When my manager, who kicks ass, was given the $10K additional pay it was someone who is/was a top performer and they lightly brought it up to me asking where they sit in scale and that they were hoping to move up. I had already been working on it but had HR take a look at they were way under midpoint for their role. I'm also a manger that fights tooth and nail for pay for my team so I try to be proactive with where people are in scale etc.

I'm rambling now but just a few off the cuff thoughts.
 
I love both of y’all’s advice. You’re both basically spot on with my dilemma. It’s comfort vs unknown. I don’t want to hold my employer hostage my any means, and if I do leave I want to leave gracefully. I don’t want to leave them in a bind.

I also can’t stare at the possibility of a life-changing pay raise and say “nah.” I know my employer would match, but I don’t know if they SHOULD match, because it’s sort of break their HR pay band.

For size comparison, current company does $4B. New company is leave for does $100B.
 
There are some companies that develop talent but are not known growth within. Essentially they are excellent places to "come from". This sounds like your situation. The 1 thing and only thing I like about Millenials is that they are much more aggressive in getting paid more that Generation X an older. The Baby Boomers were the worst at staying at jobs out of loyalty for 30+ years and never really climbing too high on the pay scale.
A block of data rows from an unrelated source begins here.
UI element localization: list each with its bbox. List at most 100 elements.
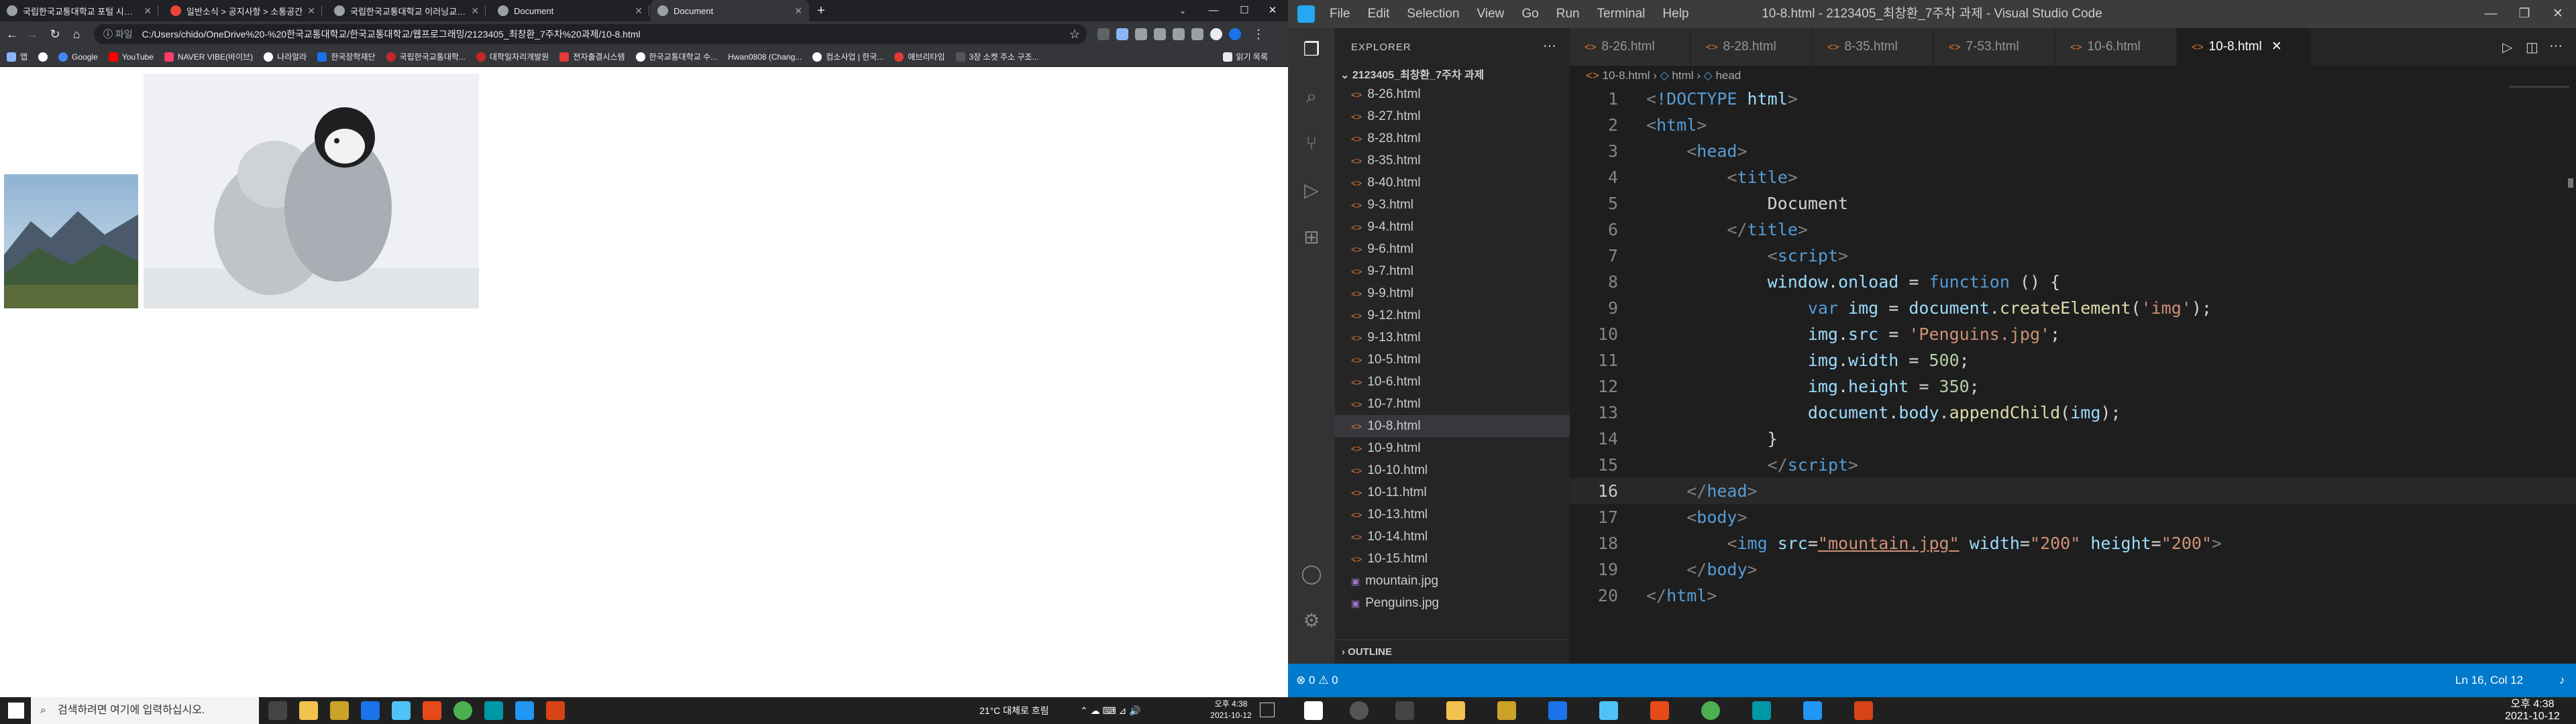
code-editor[interactable]: 1 <!DOCTYPE html> 2 <html> 3 <head> 4 <tit… (1570, 86, 2576, 664)
clock[interactable]: 오후 4:38 2021-10-12 (2496, 699, 2569, 723)
file-item[interactable]: <> 10-11.html (1335, 481, 1570, 503)
notification-icon[interactable] (1260, 703, 1275, 717)
office-icon[interactable] (1650, 701, 1669, 720)
windows-start-icon[interactable] (8, 703, 24, 719)
app-icon[interactable] (1599, 701, 1618, 720)
forward-arrow-icon[interactable]: → (24, 26, 40, 42)
app-icon[interactable] (392, 701, 411, 720)
file-item[interactable]: <> 9-3.html (1335, 194, 1570, 216)
mail-icon[interactable] (361, 701, 380, 720)
file-item[interactable]: <> 9-6.html (1335, 238, 1570, 260)
file-item[interactable]: <> 10-9.html (1335, 437, 1570, 459)
account-icon[interactable]: ◯ (1299, 562, 1324, 586)
mail-icon[interactable] (1548, 701, 1567, 720)
restore-button[interactable]: ❐ (2509, 0, 2540, 28)
source-control-icon[interactable]: ⑂ (1299, 131, 1324, 156)
bookmark-item[interactable]: Google (58, 52, 98, 62)
store-icon[interactable] (330, 701, 349, 720)
clock[interactable]: 오후 4:38 2021-10-12 (1201, 699, 1261, 721)
explorer-icon[interactable]: ❐ (1299, 38, 1324, 62)
task-view-icon[interactable] (268, 701, 287, 720)
breadcrumb-item[interactable]: 10-8.html (1603, 69, 1650, 82)
close-icon[interactable]: ✕ (635, 5, 643, 17)
extension-icon[interactable] (1116, 28, 1128, 40)
bookmark-item[interactable]: 대학일자리개발원 (476, 51, 549, 62)
browser-tab[interactable]: 국립한국교통대학교 포털 시스템 ✕ (0, 0, 158, 21)
minimize-button[interactable]: — (1198, 0, 1229, 21)
cursor-position[interactable]: Ln 16, Col 12 (2455, 664, 2523, 697)
bookmark-item[interactable]: 컴소사업 | 한국... (812, 51, 883, 62)
menu-run[interactable]: Run (1556, 7, 1580, 21)
home-icon[interactable]: ⌂ (68, 26, 85, 42)
office-icon[interactable] (423, 701, 441, 720)
extension-icon[interactable] (1154, 28, 1166, 40)
back-arrow-icon[interactable]: ← (4, 26, 20, 42)
file-explorer-icon[interactable] (299, 701, 318, 720)
window-close-button[interactable]: ✕ (1257, 0, 1288, 21)
app-icon[interactable] (1752, 701, 1771, 720)
reading-list-button[interactable]: 읽기 목록 (1222, 51, 1268, 62)
bookmark-item[interactable]: 국립한국교통대학... (386, 51, 466, 62)
feedback-icon[interactable]: ♪ (2559, 664, 2565, 697)
chrome-icon[interactable] (1701, 701, 1720, 720)
browser-tab-active[interactable]: Document ✕ (651, 0, 809, 21)
minimize-button[interactable]: — (2475, 0, 2506, 28)
app-icon[interactable] (484, 701, 503, 720)
file-item[interactable]: <> 9-12.html (1335, 304, 1570, 326)
editor-tab[interactable]: <> 8-28.html (1691, 28, 1812, 66)
browser-tab[interactable]: 일반소식 > 공지사항 > 소통공간 ✕ (164, 0, 322, 21)
profile-avatar[interactable] (1229, 28, 1241, 40)
breadcrumb-item[interactable]: html (1672, 69, 1693, 82)
file-item[interactable]: <> 9-4.html (1335, 216, 1570, 238)
close-icon[interactable]: ✕ (2271, 40, 2282, 54)
file-item[interactable]: <> 9-13.html (1335, 326, 1570, 349)
extension-icon[interactable] (1191, 28, 1203, 40)
info-icon[interactable]: ⓘ (103, 29, 113, 40)
file-item[interactable]: <> 10-6.html (1335, 371, 1570, 393)
editor-tab[interactable]: <> 10-6.html (2055, 28, 2176, 66)
bookmark-item[interactable]: Hwan0808 (Chang... (728, 52, 802, 62)
bookmark-item[interactable] (38, 52, 48, 62)
menu-selection[interactable]: Selection (1407, 7, 1459, 21)
store-icon[interactable] (1497, 701, 1516, 720)
editor-tab[interactable]: <> 8-35.html (1813, 28, 1933, 66)
file-item[interactable]: <> 10-5.html (1335, 349, 1570, 371)
close-icon[interactable]: ✕ (471, 5, 479, 17)
file-item[interactable]: <> 8-28.html (1335, 127, 1570, 149)
problems-indicator[interactable]: ⊗ 0 ⚠ 0 (1296, 664, 1338, 697)
weather-widget[interactable]: 21°C 대체로 흐림 (979, 697, 1049, 724)
file-item[interactable]: <> 8-40.html (1335, 172, 1570, 194)
powerpoint-icon[interactable] (546, 701, 565, 720)
bookmark-item[interactable]: NAVER VIBE(바이브) (164, 51, 253, 62)
editor-tab[interactable]: <> 8-26.html (1570, 28, 1690, 66)
bookmark-item[interactable]: YouTube (108, 52, 154, 62)
bookmark-item[interactable]: 3장 소켓 주소 구조... (955, 51, 1038, 62)
menu-file[interactable]: File (1330, 7, 1350, 21)
file-item[interactable]: <> 10-7.html (1335, 393, 1570, 415)
file-item[interactable]: <> 10-14.html (1335, 526, 1570, 548)
file-item[interactable]: <> 8-35.html (1335, 149, 1570, 172)
close-icon[interactable]: ✕ (144, 5, 152, 17)
editor-tab[interactable]: <> 7-53.html (1934, 28, 2055, 66)
file-item[interactable]: <> 9-9.html (1335, 282, 1570, 304)
file-explorer-icon[interactable] (1446, 701, 1465, 720)
bookmark-item[interactable]: 한국장학재단 (317, 51, 376, 62)
windows-start-icon[interactable] (1304, 701, 1323, 720)
menu-go[interactable]: Go (1521, 7, 1538, 21)
file-item[interactable]: <> 8-27.html (1335, 105, 1570, 127)
address-bar[interactable]: ⓘ 파일 C:/Users/chido/OneDrive%20-%20한국교통대… (94, 24, 1087, 44)
run-debug-icon[interactable]: ▷ (1299, 178, 1324, 202)
search-icon[interactable] (1350, 701, 1368, 720)
system-tray[interactable]: ⌃ ☁ ⌨ ⊿ 🔊 (1080, 697, 1141, 724)
browser-tab[interactable]: Document ✕ (491, 0, 649, 21)
file-item[interactable]: <> 8-26.html (1335, 83, 1570, 105)
split-editor-icon[interactable]: ◫ (2526, 39, 2538, 56)
search-icon[interactable]: ⌕ (1299, 84, 1324, 109)
tab-search-button[interactable]: ⌄ (1167, 0, 1198, 21)
settings-gear-icon[interactable]: ⚙ (1299, 609, 1324, 633)
more-actions-icon[interactable]: ⋯ (2549, 38, 2563, 54)
extension-icon[interactable] (1097, 28, 1110, 40)
file-item[interactable]: <> 10-15.html (1335, 548, 1570, 570)
file-item[interactable]: ▣ mountain.jpg (1335, 570, 1570, 592)
extensions-icon[interactable]: ⊞ (1299, 225, 1324, 249)
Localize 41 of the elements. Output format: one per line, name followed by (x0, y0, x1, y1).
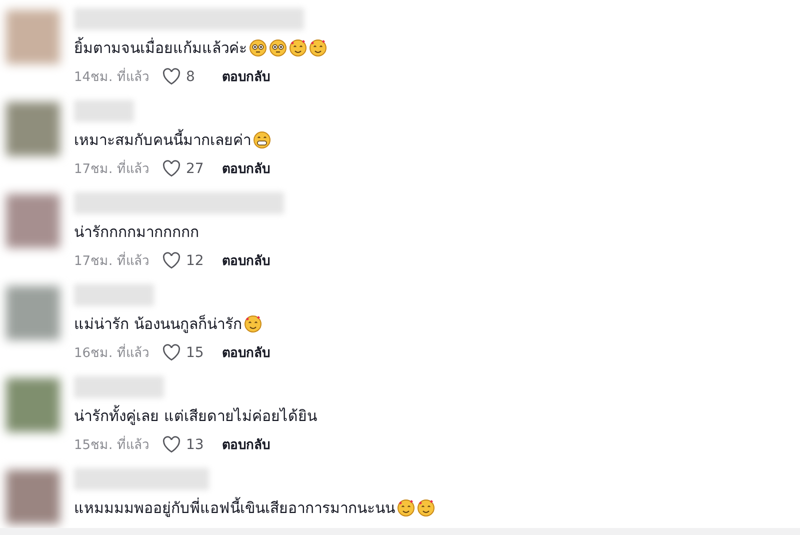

The only thing I'd say is if the new job responsibilities are going to cause you a huge amount of stress then no amount of pay is worth it.
 
There are some companies that develop talent but are not known growth within. Essentially they are excellent places to "come from". This sounds like your situation. The 1 thing and only thing I like about Millenials is that they are much more aggressive in getting paid more that Generation X an older. The Baby Boomers were the worst at staying at jobs out of loyalty for 30+ years and never really climbing too high on the pay scale.

The only thing I'd say is if the new job responsibilities are going to cause you a huge amount of stress then no amount of pay is worth it.
Tbh it’ll be less stress, as in my current role I’m sort of the catch-all for all of our major new-logo pursuits.

I think you nailed it - my current company is a great place to come from. I did 5 years and have given far more to the company than they’ve given me (as it should be!).

I just hate knowing that they’ll be up a creek for a while until they backfill me. It’s not that I’m especially talented, they can buy better talent, I just have great tribal knowledge that’ll be a bit hard to replace.
 
I love both of y’all’s advice. You’re both basically spot on with my dilemma. It’s comfort vs unknown. I don’t want to hold my employer hostage my any means, and if I do leave I want to leave gracefully. I don’t want to leave them in a bind.

I also can’t stare at the possibility of a life-changing pay raise and say “nah.” I know my employer would match, but I don’t know if they SHOULD match, because it’s sort of break their HR pay band.

For size comparison, current company does $4B. New company is leave for does $100B.

Wow yeah those are huge companies. I work for a top 5 orthopedic medical device company when it comes to revenue and as a comparison #1 on the list is Stryker at ~$15B. It's just sort of funny that I work for what is considered a "huge" company and your current company is like 2.5x as big as mine now!

You are for sure in a tough spot. I actually just had a manager of mine leave who it sucked but they were being offered over $25K more and it was just a cool opportunity they could not pass up. That sucked but it was the right decision for her.
 
Wow yeah those are huge companies. I work for a top 5 orthopedic medical device company when it comes to revenue and as a comparison #1 on the list is Stryker at ~$15B. It's just sort of funny that I work for what is considered a "huge" company and your current company is like 2.5x as big as mine now!

You are for sure in a tough spot. I actually just had a manager of mine leave who it sucked but they were being offered over $25K more and it was just a cool opportunity they could not pass up. That sucked but it was the right decision for her.
Yeah I’m lucky, man, technology sales is a really cool gig. Lots of cash floating around right now.